Riding to this school, I take country backroads. It’s kind of like going on a wildlife safari every trip there and back. I usually see interesting birds (including turkey and quail), deer, dogs, cows, and so on. One day on the way home, I ran up on a large blue heron in the middle of the road. I slowed down my car, and it lifted its giant wings and began to fly parallel to the road and my car. I road and it flew together for quite some time. I loved it! It is so amazing to watch the neat creatures that our creative God conducted in His mind.
This morning, though, was a little bit of a different experience. On the way there, I had a dog run out in front of me. I braced myself. I thought, I cannot swerve. I will slow down, but I’m not sure if it’s enough for the dog to make it. Well, that dog did make it. He must have put himself in high gear. Well, the episode woke me up, but I didn’t like it. Then, a few minutes later, the same thing happened! A dog ran in front of me. This time, I had plenty of time to slow down, so I did, and the dog went trouncing across the road. I thought to myself, Stupid Dogs. Why would you just run out in front of a moving car when you know it’s going to hurt you?!?
And then, I heard a little chuckle. God was laughing, almost to say, now you know how I feel. Too many times, we “run out in front of cars that we know will hurt us.” How many times have I done something that I know would not produce any good in my life, or that would separate me from the God that loves me and has good plans for me? How many times have I chosen to ignore the sights, the sounds, the signs that God has all around, warning me not to do something? How many times has it left me splattered on the ground, broken? And even worse, how many times have I turned around and blamed God for it? Wasn’t I the stupid one who ran out in the middle of the road with moving traffic?

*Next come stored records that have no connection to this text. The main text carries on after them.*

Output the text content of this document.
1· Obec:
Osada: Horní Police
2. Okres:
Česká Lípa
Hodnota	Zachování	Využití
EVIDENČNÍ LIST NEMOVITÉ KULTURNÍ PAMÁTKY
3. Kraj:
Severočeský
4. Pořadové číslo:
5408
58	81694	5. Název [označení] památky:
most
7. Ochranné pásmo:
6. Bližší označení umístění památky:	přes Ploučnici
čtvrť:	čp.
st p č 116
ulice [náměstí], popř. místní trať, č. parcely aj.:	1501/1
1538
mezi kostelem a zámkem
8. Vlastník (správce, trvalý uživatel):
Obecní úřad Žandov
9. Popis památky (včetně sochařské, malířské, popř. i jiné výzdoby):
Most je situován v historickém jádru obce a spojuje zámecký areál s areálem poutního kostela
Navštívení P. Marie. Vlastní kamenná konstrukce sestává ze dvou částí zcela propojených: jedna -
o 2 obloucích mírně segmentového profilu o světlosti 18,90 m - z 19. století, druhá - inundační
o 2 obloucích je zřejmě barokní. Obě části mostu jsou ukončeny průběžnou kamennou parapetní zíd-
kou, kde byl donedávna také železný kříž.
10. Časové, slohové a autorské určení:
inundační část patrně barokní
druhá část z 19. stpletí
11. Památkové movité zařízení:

Sometimes I think I am so smart and have it all together. I look at other animals and sometimes even other people, and I start thinking how stupid some people (and sometimes animals as in this case) are, and I realize that maybe I’m not as smart as I thought I was.
I’m taking this moment to thank God for all the road signs and all the warnings that he puts up for people like me who still tend to go out in the middle of the street. His mercy has saved my life many, many times.